L'Ecole de Genève

La littérature est inconcevable sans ce qui la prolonge et l’interroge: la critique. Celle-ci ne se fait pas dans le vide et il arrive parfois qu’un département de littérature lui insuffle un esprit où se reconnaît un courant de pensée, une proximité d’intentions et de recherche. Albert Thibaudet (1874-1936) enseigna pendant plusieurs années à Genève et fut le maître de Marcel Raymond (1897-1981), qui lui succéda de 1937 à 1962. Une communauté de maîtres et d’élèves se forma autour de celui-ci, par delà les limites géographiques, avec Albert Béguin (1898-1957), Georges Poulet (1902-1991), Jean Rousset (1910-2002), Jean-Pierre Richard (1922-2019) et Jean Starobinski (1920-2019) : deux générations de critiques certes bien distincts les uns des autres, mais partageant une vision non dogmatique de la littérature, qui relie les faits littéraires à la conscience humaine tout en maintenant l’exigence d’une lecture attentive des œuvres.
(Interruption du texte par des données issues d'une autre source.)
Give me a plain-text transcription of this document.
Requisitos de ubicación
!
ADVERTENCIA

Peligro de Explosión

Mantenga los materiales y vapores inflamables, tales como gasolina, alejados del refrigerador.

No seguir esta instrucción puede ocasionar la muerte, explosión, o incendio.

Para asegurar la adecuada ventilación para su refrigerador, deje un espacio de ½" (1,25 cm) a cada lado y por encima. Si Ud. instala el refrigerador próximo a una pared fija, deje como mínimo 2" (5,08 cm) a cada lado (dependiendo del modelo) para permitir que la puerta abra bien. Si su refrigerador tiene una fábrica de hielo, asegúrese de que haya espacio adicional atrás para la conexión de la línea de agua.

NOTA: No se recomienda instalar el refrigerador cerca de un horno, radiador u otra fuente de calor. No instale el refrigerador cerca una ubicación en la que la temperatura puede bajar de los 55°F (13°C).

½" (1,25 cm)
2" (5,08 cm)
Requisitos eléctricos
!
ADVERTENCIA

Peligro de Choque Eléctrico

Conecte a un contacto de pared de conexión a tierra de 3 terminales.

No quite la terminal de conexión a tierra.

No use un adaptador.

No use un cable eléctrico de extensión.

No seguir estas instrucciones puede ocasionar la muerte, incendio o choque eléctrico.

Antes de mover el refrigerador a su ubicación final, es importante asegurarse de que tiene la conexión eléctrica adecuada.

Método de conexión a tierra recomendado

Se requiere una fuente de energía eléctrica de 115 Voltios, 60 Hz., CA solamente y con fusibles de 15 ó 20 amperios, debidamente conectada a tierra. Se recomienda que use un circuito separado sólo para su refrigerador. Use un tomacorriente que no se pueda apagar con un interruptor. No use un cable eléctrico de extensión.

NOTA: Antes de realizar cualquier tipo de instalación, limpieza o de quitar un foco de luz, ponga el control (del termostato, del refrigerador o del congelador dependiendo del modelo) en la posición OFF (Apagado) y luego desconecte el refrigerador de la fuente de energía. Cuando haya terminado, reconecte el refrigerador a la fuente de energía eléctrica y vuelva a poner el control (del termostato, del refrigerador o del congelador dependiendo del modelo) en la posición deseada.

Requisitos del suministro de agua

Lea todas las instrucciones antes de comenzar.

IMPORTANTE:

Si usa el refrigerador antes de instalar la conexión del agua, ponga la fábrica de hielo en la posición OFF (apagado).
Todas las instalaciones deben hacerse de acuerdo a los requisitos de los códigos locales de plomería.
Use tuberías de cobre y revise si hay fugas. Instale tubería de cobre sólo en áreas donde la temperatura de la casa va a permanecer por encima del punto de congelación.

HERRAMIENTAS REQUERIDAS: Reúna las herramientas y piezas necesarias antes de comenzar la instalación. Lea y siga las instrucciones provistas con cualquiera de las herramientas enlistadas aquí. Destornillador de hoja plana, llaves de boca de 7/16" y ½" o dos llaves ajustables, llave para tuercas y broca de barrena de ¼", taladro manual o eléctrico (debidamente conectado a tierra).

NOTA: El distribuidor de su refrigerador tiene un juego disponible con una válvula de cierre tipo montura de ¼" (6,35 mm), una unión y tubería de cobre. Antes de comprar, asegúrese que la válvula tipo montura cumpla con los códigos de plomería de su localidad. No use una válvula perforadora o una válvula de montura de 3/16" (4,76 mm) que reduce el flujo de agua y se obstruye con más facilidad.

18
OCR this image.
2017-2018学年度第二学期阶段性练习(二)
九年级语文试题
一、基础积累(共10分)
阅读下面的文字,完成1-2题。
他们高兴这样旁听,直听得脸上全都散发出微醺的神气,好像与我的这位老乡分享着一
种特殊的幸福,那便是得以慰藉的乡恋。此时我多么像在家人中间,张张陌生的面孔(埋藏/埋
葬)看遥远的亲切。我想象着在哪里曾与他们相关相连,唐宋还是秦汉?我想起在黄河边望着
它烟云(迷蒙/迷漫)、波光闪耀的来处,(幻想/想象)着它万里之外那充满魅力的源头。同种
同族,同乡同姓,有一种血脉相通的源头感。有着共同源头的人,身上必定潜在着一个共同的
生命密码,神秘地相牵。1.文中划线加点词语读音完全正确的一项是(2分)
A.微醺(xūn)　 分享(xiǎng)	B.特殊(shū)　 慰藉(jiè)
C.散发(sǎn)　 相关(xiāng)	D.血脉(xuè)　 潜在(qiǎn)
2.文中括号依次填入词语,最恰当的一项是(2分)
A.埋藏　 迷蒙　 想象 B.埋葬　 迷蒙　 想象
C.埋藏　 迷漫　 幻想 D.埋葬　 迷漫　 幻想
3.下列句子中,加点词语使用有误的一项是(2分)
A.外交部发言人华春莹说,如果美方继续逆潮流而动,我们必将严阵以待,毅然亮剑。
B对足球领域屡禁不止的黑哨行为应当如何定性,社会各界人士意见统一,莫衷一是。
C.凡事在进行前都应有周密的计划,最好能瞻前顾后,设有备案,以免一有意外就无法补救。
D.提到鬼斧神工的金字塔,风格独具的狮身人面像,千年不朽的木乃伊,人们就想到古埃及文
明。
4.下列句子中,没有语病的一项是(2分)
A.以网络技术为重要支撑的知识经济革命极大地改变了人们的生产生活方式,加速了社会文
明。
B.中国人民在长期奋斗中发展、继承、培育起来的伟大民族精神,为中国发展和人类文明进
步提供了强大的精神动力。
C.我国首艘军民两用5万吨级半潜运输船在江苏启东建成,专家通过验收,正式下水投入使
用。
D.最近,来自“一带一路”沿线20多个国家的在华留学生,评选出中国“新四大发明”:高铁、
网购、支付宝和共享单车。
Ce fut Georges Poulet, au début des années 1960, qui eut l’idée d’appeler ce groupe «École de Genève». Cette école, ou plus exactement cet esprit, s’est perpétué et renouvelé à travers l’enseignement de Michel Butor, Lucien Dällenbach, Michel Jeanneret, Alain Grosrichard, Antoine Raybaud, Philippe Renaud. De maître à élève, de thèse en thèse, à travers les mutations du monde intellectuel et des institutions universitaires, l’équipe actuelle continue la tradition de l’«École de Genève»: l’enseignement et la recherche au Département de langue et de littérature françaises modernes visent à une critique ouverte qui confirme le souci constant de ne pas isoler la littérature des autres savoirs et de respecter en même temps sa spécificité en tant que phénomène de langage et de style.